Он рассказал Лили об Отсемонде еще до того, как они поженились. Не рассказать он не мог — это было противно его натуре, да и желания скрывать не было… Но в детали не вдавался, обрисовал только контуры, выдал сухие факты. Лили почти не задавала вопросы. Однако он учитывал, что может настать время, когда придется все рассказать.

— Ты был не виноват, — наконец сказала Лили.

— Суть в том, что они никогда не спрашивали моего мнения. Если бы я что-нибудь посоветовал, они все равно не обратили бы внимания.

— Ну и ладно.

Шива начал что-то торопливо объяснять, но тут же осадил самого себя. Правду рассказать можно, но не полностью. Открытость не требует, чтобы он рассказывал ей все.

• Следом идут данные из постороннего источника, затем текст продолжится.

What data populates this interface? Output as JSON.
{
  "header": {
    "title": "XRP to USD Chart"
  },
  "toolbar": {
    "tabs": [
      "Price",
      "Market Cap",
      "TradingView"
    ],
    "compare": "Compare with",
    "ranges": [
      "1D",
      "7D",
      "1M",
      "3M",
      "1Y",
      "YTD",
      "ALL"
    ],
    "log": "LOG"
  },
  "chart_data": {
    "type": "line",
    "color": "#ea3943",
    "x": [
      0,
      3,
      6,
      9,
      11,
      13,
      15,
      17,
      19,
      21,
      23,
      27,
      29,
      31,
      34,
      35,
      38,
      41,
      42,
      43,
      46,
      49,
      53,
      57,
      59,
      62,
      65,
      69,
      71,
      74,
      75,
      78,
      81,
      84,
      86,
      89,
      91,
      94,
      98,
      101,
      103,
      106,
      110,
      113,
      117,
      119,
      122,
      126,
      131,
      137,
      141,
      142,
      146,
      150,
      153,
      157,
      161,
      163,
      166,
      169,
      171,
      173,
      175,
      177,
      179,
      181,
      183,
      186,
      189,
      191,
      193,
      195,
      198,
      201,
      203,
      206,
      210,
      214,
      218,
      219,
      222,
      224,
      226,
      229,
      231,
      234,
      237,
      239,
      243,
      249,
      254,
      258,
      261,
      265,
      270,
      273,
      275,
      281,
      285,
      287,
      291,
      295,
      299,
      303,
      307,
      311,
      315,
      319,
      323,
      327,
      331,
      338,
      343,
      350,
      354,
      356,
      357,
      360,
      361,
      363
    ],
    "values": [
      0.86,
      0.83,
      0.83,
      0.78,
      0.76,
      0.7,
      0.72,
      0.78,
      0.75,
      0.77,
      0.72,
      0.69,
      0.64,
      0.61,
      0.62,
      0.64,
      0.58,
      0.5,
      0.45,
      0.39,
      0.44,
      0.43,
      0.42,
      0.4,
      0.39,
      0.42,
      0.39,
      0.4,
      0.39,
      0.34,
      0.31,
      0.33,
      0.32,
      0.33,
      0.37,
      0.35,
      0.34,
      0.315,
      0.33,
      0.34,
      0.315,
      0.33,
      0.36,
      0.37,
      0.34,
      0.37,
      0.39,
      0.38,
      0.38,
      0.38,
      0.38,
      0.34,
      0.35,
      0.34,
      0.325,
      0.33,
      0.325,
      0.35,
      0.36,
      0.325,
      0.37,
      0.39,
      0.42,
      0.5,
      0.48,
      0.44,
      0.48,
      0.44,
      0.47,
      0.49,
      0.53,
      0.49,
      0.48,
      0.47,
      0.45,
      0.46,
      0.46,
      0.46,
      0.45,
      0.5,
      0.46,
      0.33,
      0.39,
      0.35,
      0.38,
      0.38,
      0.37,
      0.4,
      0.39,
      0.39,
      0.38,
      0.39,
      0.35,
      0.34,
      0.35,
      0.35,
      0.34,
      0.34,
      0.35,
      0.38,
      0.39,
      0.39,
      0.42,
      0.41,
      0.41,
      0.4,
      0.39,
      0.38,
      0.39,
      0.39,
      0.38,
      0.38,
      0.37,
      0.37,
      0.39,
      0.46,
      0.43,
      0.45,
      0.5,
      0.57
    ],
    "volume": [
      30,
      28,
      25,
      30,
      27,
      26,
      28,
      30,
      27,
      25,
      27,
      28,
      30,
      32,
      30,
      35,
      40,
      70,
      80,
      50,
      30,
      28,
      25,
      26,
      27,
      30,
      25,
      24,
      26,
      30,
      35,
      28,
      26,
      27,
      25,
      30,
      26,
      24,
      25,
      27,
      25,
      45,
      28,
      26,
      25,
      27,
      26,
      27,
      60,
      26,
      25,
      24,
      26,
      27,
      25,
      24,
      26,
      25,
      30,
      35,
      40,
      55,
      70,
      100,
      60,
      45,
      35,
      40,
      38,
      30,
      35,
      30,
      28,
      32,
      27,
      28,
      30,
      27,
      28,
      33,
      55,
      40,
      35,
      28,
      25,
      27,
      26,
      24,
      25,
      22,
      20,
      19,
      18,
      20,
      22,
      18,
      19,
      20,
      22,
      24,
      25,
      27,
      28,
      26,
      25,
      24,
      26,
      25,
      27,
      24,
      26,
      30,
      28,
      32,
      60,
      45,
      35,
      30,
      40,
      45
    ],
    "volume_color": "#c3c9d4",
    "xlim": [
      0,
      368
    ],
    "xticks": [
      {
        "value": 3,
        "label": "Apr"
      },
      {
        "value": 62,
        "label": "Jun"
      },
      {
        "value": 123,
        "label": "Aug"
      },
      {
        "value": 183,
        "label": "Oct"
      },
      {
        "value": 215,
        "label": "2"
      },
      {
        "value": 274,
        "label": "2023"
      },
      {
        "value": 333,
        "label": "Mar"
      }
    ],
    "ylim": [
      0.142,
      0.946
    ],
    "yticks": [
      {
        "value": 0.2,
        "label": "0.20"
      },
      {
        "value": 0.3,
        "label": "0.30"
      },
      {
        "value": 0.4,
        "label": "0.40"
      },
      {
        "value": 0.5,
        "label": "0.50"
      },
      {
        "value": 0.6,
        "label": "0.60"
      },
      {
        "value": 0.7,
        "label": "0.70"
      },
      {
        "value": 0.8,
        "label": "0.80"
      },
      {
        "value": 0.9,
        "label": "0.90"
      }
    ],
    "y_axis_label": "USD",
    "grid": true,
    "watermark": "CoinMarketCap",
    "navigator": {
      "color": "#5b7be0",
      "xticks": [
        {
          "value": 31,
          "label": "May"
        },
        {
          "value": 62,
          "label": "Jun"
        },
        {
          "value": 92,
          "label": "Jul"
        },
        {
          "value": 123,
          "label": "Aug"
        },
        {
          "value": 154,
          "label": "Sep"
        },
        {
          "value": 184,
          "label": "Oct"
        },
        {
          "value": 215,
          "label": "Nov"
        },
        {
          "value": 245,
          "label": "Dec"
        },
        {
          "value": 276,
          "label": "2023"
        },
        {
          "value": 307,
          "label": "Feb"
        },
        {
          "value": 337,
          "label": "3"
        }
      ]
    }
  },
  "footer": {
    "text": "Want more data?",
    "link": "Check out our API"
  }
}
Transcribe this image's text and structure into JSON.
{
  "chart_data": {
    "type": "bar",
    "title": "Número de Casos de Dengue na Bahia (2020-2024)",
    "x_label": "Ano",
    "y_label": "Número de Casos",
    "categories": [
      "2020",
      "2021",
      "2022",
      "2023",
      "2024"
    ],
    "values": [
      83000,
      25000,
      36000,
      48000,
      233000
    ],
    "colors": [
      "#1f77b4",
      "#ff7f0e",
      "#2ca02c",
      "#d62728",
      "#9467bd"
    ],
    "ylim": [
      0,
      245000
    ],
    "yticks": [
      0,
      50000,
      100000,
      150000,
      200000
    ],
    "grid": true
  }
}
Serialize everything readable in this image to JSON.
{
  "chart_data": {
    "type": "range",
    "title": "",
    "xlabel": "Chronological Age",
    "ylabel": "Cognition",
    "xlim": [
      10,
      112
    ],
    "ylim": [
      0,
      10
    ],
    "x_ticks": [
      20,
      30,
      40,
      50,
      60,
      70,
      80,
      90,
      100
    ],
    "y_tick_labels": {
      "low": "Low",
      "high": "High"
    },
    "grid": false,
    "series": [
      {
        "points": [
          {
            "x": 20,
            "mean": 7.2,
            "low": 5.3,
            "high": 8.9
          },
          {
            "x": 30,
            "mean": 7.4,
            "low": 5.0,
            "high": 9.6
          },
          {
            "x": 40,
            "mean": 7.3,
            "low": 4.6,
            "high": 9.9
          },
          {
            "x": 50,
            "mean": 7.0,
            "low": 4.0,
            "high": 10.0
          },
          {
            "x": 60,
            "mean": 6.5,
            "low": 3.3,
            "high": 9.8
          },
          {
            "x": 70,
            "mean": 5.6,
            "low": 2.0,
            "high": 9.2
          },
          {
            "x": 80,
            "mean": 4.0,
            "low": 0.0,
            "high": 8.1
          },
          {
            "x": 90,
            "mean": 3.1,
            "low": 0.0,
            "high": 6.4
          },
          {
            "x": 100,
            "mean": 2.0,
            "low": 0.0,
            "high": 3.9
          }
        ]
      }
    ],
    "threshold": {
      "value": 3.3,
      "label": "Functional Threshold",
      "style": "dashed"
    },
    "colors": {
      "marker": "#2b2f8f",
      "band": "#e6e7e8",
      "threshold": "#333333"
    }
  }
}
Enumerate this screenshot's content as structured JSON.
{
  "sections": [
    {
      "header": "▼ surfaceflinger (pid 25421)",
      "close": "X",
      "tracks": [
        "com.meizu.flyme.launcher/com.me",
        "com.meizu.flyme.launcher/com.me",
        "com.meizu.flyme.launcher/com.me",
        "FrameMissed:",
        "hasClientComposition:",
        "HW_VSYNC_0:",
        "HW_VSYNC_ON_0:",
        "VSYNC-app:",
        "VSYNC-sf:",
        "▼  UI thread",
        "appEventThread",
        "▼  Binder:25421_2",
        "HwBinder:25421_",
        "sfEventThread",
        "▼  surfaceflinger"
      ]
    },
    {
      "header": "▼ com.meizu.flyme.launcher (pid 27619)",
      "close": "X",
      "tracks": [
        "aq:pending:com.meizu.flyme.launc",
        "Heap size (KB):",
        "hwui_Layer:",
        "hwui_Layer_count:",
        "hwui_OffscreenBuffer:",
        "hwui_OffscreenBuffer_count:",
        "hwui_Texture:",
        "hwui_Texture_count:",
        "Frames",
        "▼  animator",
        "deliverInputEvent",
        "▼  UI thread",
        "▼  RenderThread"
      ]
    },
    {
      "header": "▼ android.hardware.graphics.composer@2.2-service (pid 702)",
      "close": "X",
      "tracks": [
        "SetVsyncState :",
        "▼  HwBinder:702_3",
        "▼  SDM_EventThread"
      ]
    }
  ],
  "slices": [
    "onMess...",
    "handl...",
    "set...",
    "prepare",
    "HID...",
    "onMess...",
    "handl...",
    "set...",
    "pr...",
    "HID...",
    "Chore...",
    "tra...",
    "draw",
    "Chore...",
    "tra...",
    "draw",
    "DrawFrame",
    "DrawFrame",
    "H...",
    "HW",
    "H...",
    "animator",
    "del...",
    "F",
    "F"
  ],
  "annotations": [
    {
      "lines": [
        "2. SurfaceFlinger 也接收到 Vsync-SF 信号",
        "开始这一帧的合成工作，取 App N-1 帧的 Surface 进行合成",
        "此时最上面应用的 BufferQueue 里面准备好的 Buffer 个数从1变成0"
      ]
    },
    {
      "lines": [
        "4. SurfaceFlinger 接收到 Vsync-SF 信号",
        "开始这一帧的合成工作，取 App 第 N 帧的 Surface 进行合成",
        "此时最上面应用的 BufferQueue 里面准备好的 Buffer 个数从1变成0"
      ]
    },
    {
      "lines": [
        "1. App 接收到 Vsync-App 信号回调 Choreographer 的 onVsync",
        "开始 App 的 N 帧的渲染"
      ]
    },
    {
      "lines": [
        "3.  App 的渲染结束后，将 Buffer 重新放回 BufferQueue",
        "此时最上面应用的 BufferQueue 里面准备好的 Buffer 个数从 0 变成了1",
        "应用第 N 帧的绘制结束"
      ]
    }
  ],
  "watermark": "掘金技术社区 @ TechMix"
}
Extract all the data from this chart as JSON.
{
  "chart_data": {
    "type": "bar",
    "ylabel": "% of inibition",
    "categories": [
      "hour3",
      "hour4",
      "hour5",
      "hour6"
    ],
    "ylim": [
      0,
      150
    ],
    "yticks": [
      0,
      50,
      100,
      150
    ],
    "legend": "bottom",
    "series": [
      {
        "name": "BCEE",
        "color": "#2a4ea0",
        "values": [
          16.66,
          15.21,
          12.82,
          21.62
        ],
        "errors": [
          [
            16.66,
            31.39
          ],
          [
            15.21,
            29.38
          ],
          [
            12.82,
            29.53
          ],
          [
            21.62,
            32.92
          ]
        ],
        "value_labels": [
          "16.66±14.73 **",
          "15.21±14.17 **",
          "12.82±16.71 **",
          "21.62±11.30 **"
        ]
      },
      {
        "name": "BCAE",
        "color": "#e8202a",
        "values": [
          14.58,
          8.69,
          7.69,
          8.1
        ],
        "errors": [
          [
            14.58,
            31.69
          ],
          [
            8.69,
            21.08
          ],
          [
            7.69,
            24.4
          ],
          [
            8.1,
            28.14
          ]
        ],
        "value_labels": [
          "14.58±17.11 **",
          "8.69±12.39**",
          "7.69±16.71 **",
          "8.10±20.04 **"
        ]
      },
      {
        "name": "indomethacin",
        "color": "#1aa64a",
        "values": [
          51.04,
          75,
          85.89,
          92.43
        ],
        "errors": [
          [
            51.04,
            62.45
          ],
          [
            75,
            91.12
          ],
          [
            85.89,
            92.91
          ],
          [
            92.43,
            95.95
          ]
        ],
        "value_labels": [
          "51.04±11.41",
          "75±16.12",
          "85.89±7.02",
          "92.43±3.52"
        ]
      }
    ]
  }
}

— Постарайся забыть, — сказала Лили.

— Я чувствую, что это будет неправильно. Я не должен забывать о ребятенке.

Возможно, то, что он увидел смерть собственного ребенка, своего и Лили, было неизбежностью. Это стало карой, справедливым наказанием. Однако он не христианин, чтобы смотреть на вещи под таким углом. По сути, он даже не индуист. Его родители, еще до его рождения в большей степени отойдя от своей религии и сохранив только некоторые из ее внешних форм, пренебрегали этим аспектом его воспитания. Но долгая расовая память жила в нем; осталась присущая всем приверженцам восточной культуры твердая убежденность, что эта жизнь — лишь одна из многих на великом колесе бытия и что его в зависимости от количества хорошего и плохого (в данном случае плохого) ждет перерождение. Он представлял, как возвращается нищим калекой, как выпрашивает милостыню на приморском бульваре в Бомбее. Абсурдность заключалась в том, что одновременно он верил в кару еще при этой жизни. Он воспринимал смерть своего сына, ребенка с placenta previa, который умер во время родов, как непосредственное возмездие, хотя не смог бы сказать, кто конкретно его заслуживал.